October 01, 2017

Is the Term “Light Novel” Helpful in the American Context?


The wave of anime and manga coming from Japan to America (now a set of phenomena decades old) has brought with it a concomitant interest in and market for other aspects of Japanese pop culture. Iron Chef. Gas station sushi. The light novel.


What are light novels? Light novels are books written to be read simply for the sake of enjoyment. While many of the people publishing light novels in this country also publish manga, the light novel is a primarily written medium rather than a comic. They are often illustrated with manga-style illustrations, but they are written stories not comics—though the most popular quickly find themselves adapted into manga and anime. Though the individual volumes may shorter than “serious” novels, they are often serial stories running to a dozen or more volumes. They have the same targeted focus that manga do: “boys,” “girls,” “young men,” etc. Yet there is the same sort of cross-over readership.



In other words, “light novels” are the modern Japanese equivalent of traditional “pulp fiction.”

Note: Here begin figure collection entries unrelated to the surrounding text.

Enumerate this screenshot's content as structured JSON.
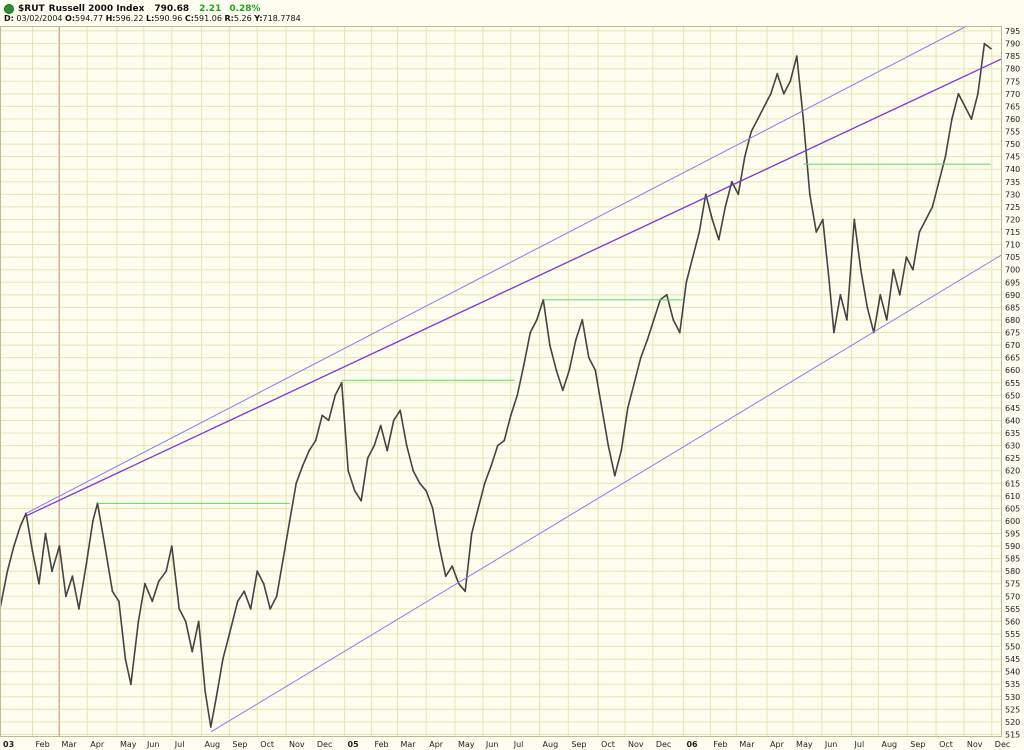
{
  "header": {
    "symbol": "$RUT",
    "name": "Russell 2000 Index",
    "last": "790.68",
    "change": "2.21",
    "change_pct": "0.28%",
    "ohlc": {
      "date_label": "D:",
      "date": "03/02/2004",
      "open_label": "O:",
      "open": "594.77",
      "high_label": "H:",
      "high": "596.22",
      "low_label": "L:",
      "low": "590.96",
      "close_label": "C:",
      "close": "591.06",
      "range_label": "R:",
      "range": "5.26",
      "y_label": "Y:",
      "y": "718.7784"
    }
  },
  "colors": {
    "background": "#fdfdf0",
    "grid": "#e8e5b0",
    "price": "#444444",
    "channel": "#8a7bf0",
    "trendline": "#7f38d9",
    "support": "#55dd55",
    "cursor": "#d9a0a0"
  },
  "chart_data": {
    "type": "line",
    "title": "$RUT Russell 2000 Index",
    "xlabel": "",
    "ylabel": "",
    "ylim": [
      514,
      797
    ],
    "xlim": [
      "2003-12-29",
      "2006-12-12"
    ],
    "y_tick_start": 515,
    "y_tick_step": 5,
    "y_tick_end": 795,
    "x_ticks": [
      {
        "label": "03",
        "date": "2003-12-29",
        "bold": true
      },
      {
        "label": "Feb",
        "date": "2004-02-02"
      },
      {
        "label": "Mar",
        "date": "2004-03-01"
      },
      {
        "label": "Apr",
        "date": "2004-04-01"
      },
      {
        "label": "May",
        "date": "2004-05-03"
      },
      {
        "label": "Jun",
        "date": "2004-06-01"
      },
      {
        "label": "Jul",
        "date": "2004-07-01"
      },
      {
        "label": "Aug",
        "date": "2004-08-02"
      },
      {
        "label": "Sep",
        "date": "2004-09-01"
      },
      {
        "label": "Oct",
        "date": "2004-10-01"
      },
      {
        "label": "Nov",
        "date": "2004-11-01"
      },
      {
        "label": "Dec",
        "date": "2004-12-01"
      },
      {
        "label": "05",
        "date": "2005-01-03",
        "bold": true
      },
      {
        "label": "Feb",
        "date": "2005-02-01"
      },
      {
        "label": "Mar",
        "date": "2005-03-01"
      },
      {
        "label": "Apr",
        "date": "2005-04-01"
      },
      {
        "label": "May",
        "date": "2005-05-02"
      },
      {
        "label": "Jun",
        "date": "2005-06-01"
      },
      {
        "label": "Jul",
        "date": "2005-07-01"
      },
      {
        "label": "Aug",
        "date": "2005-08-01"
      },
      {
        "label": "Sep",
        "date": "2005-09-01"
      },
      {
        "label": "Oct",
        "date": "2005-10-03"
      },
      {
        "label": "Nov",
        "date": "2005-11-01"
      },
      {
        "label": "Dec",
        "date": "2005-12-01"
      },
      {
        "label": "06",
        "date": "2006-01-03",
        "bold": true
      },
      {
        "label": "Feb",
        "date": "2006-02-01"
      },
      {
        "label": "Mar",
        "date": "2006-03-01"
      },
      {
        "label": "Apr",
        "date": "2006-04-03"
      },
      {
        "label": "May",
        "date": "2006-05-01"
      },
      {
        "label": "Jun",
        "date": "2006-06-01"
      },
      {
        "label": "Jul",
        "date": "2006-07-03"
      },
      {
        "label": "Aug",
        "date": "2006-08-01"
      },
      {
        "label": "Sep",
        "date": "2006-09-01"
      },
      {
        "label": "Oct",
        "date": "2006-10-02"
      },
      {
        "label": "Nov",
        "date": "2006-11-01"
      },
      {
        "label": "Dec",
        "date": "2006-12-01"
      }
    ],
    "cursor_date": "2004-03-02",
    "series": [
      {
        "kind": "price",
        "points": [
          [
            "2003-12-29",
            565
          ],
          [
            "2004-01-06",
            580
          ],
          [
            "2004-01-13",
            590
          ],
          [
            "2004-01-20",
            598
          ],
          [
            "2004-01-26",
            603
          ],
          [
            "2004-02-02",
            588
          ],
          [
            "2004-02-09",
            575
          ],
          [
            "2004-02-16",
            595
          ],
          [
            "2004-02-23",
            580
          ],
          [
            "2004-03-02",
            590
          ],
          [
            "2004-03-09",
            570
          ],
          [
            "2004-03-16",
            578
          ],
          [
            "2004-03-23",
            565
          ],
          [
            "2004-03-31",
            583
          ],
          [
            "2004-04-07",
            600
          ],
          [
            "2004-04-12",
            607
          ],
          [
            "2004-04-20",
            590
          ],
          [
            "2004-04-28",
            572
          ],
          [
            "2004-05-05",
            568
          ],
          [
            "2004-05-12",
            545
          ],
          [
            "2004-05-18",
            535
          ],
          [
            "2004-05-26",
            560
          ],
          [
            "2004-06-02",
            575
          ],
          [
            "2004-06-10",
            568
          ],
          [
            "2004-06-17",
            576
          ],
          [
            "2004-06-25",
            580
          ],
          [
            "2004-07-01",
            590
          ],
          [
            "2004-07-09",
            565
          ],
          [
            "2004-07-16",
            560
          ],
          [
            "2004-07-23",
            548
          ],
          [
            "2004-07-30",
            560
          ],
          [
            "2004-08-06",
            532
          ],
          [
            "2004-08-12",
            518
          ],
          [
            "2004-08-18",
            530
          ],
          [
            "2004-08-25",
            545
          ],
          [
            "2004-09-01",
            555
          ],
          [
            "2004-09-10",
            568
          ],
          [
            "2004-09-17",
            572
          ],
          [
            "2004-09-24",
            565
          ],
          [
            "2004-10-01",
            580
          ],
          [
            "2004-10-08",
            575
          ],
          [
            "2004-10-15",
            565
          ],
          [
            "2004-10-22",
            570
          ],
          [
            "2004-10-29",
            585
          ],
          [
            "2004-11-05",
            600
          ],
          [
            "2004-11-12",
            615
          ],
          [
            "2004-11-19",
            622
          ],
          [
            "2004-11-26",
            628
          ],
          [
            "2004-12-03",
            632
          ],
          [
            "2004-12-10",
            642
          ],
          [
            "2004-12-17",
            640
          ],
          [
            "2004-12-24",
            650
          ],
          [
            "2004-12-31",
            655
          ],
          [
            "2005-01-07",
            620
          ],
          [
            "2005-01-14",
            612
          ],
          [
            "2005-01-21",
            608
          ],
          [
            "2005-01-28",
            625
          ],
          [
            "2005-02-04",
            630
          ],
          [
            "2005-02-11",
            638
          ],
          [
            "2005-02-18",
            628
          ],
          [
            "2005-02-25",
            640
          ],
          [
            "2005-03-04",
            644
          ],
          [
            "2005-03-11",
            630
          ],
          [
            "2005-03-18",
            620
          ],
          [
            "2005-03-25",
            615
          ],
          [
            "2005-04-01",
            612
          ],
          [
            "2005-04-08",
            605
          ],
          [
            "2005-04-15",
            590
          ],
          [
            "2005-04-22",
            578
          ],
          [
            "2005-04-29",
            582
          ],
          [
            "2005-05-06",
            575
          ],
          [
            "2005-05-13",
            572
          ],
          [
            "2005-05-20",
            595
          ],
          [
            "2005-05-27",
            605
          ],
          [
            "2005-06-03",
            615
          ],
          [
            "2005-06-10",
            622
          ],
          [
            "2005-06-17",
            630
          ],
          [
            "2005-06-24",
            632
          ],
          [
            "2005-07-01",
            642
          ],
          [
            "2005-07-08",
            650
          ],
          [
            "2005-07-15",
            662
          ],
          [
            "2005-07-22",
            675
          ],
          [
            "2005-07-29",
            680
          ],
          [
            "2005-08-05",
            688
          ],
          [
            "2005-08-12",
            670
          ],
          [
            "2005-08-19",
            660
          ],
          [
            "2005-08-26",
            652
          ],
          [
            "2005-09-02",
            660
          ],
          [
            "2005-09-09",
            672
          ],
          [
            "2005-09-16",
            680
          ],
          [
            "2005-09-23",
            665
          ],
          [
            "2005-09-30",
            660
          ],
          [
            "2005-10-07",
            645
          ],
          [
            "2005-10-14",
            630
          ],
          [
            "2005-10-21",
            618
          ],
          [
            "2005-10-28",
            628
          ],
          [
            "2005-11-04",
            645
          ],
          [
            "2005-11-11",
            655
          ],
          [
            "2005-11-18",
            665
          ],
          [
            "2005-11-25",
            672
          ],
          [
            "2005-12-02",
            680
          ],
          [
            "2005-12-09",
            688
          ],
          [
            "2005-12-16",
            690
          ],
          [
            "2005-12-23",
            680
          ],
          [
            "2005-12-30",
            675
          ],
          [
            "2006-01-06",
            695
          ],
          [
            "2006-01-13",
            705
          ],
          [
            "2006-01-20",
            715
          ],
          [
            "2006-01-27",
            730
          ],
          [
            "2006-02-03",
            720
          ],
          [
            "2006-02-10",
            712
          ],
          [
            "2006-02-17",
            725
          ],
          [
            "2006-02-24",
            735
          ],
          [
            "2006-03-03",
            730
          ],
          [
            "2006-03-10",
            745
          ],
          [
            "2006-03-17",
            755
          ],
          [
            "2006-03-24",
            760
          ],
          [
            "2006-03-31",
            765
          ],
          [
            "2006-04-07",
            770
          ],
          [
            "2006-04-14",
            778
          ],
          [
            "2006-04-21",
            770
          ],
          [
            "2006-04-28",
            775
          ],
          [
            "2006-05-05",
            785
          ],
          [
            "2006-05-12",
            760
          ],
          [
            "2006-05-19",
            730
          ],
          [
            "2006-05-26",
            715
          ],
          [
            "2006-06-02",
            720
          ],
          [
            "2006-06-09",
            695
          ],
          [
            "2006-06-14",
            675
          ],
          [
            "2006-06-21",
            690
          ],
          [
            "2006-06-28",
            680
          ],
          [
            "2006-07-06",
            720
          ],
          [
            "2006-07-13",
            700
          ],
          [
            "2006-07-20",
            685
          ],
          [
            "2006-07-27",
            675
          ],
          [
            "2006-08-03",
            690
          ],
          [
            "2006-08-10",
            680
          ],
          [
            "2006-08-17",
            700
          ],
          [
            "2006-08-24",
            690
          ],
          [
            "2006-08-31",
            705
          ],
          [
            "2006-09-07",
            700
          ],
          [
            "2006-09-14",
            715
          ],
          [
            "2006-09-21",
            720
          ],
          [
            "2006-09-28",
            725
          ],
          [
            "2006-10-05",
            735
          ],
          [
            "2006-10-12",
            745
          ],
          [
            "2006-10-19",
            760
          ],
          [
            "2006-10-26",
            770
          ],
          [
            "2006-11-02",
            765
          ],
          [
            "2006-11-09",
            760
          ],
          [
            "2006-11-16",
            770
          ],
          [
            "2006-11-23",
            790
          ],
          [
            "2006-11-30",
            788
          ]
        ]
      }
    ],
    "trendlines": [
      {
        "kind": "channel",
        "from": [
          "2004-01-26",
          603
        ],
        "to": [
          "2006-11-04",
          797
        ]
      },
      {
        "kind": "trendline",
        "from": [
          "2004-01-26",
          602
        ],
        "to": [
          "2006-12-12",
          784
        ]
      },
      {
        "kind": "channel",
        "from": [
          "2004-08-12",
          516
        ],
        "to": [
          "2006-12-12",
          706
        ]
      },
      {
        "kind": "support",
        "from": [
          "2004-04-12",
          607
        ],
        "to": [
          "2004-11-05",
          607
        ]
      },
      {
        "kind": "support",
        "from": [
          "2004-12-31",
          656
        ],
        "to": [
          "2005-07-05",
          656
        ]
      },
      {
        "kind": "support",
        "from": [
          "2005-08-05",
          688
        ],
        "to": [
          "2006-01-03",
          688
        ]
      },
      {
        "kind": "support",
        "from": [
          "2006-05-12",
          742
        ],
        "to": [
          "2006-11-30",
          742
        ]
      }
    ]
  }
}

So far as I understand it, then, literature in Japan exists in two streams. The “serious” (or “literary,” “socially relevant,” “heavy,” “fill-in-your-adjective-here”) novel and the light novel. You can read your Kawabata and Murakami, and you can read your Heroic Legend of Arslan and Vampire Hunter D. Each stream of literature has its own set of expectations, its own awards, and its own readership.



Should American speculative fiction be heading in a similar direction? I think it’s perfectly fine for science fiction novels to strive for “social relevance,” but does every novel to be of that sort? Why can’t The Handmaid’s Tale exist alongside A Princess of Mars? To call both simply “science fiction” I think does a disservice to both works.



Perhaps a way to ensure that everyone can play in the speculative fiction sandbox is to make separate sandboxes. It seems to work for the Japanese. Is it helpful to start thinking that way in the American context?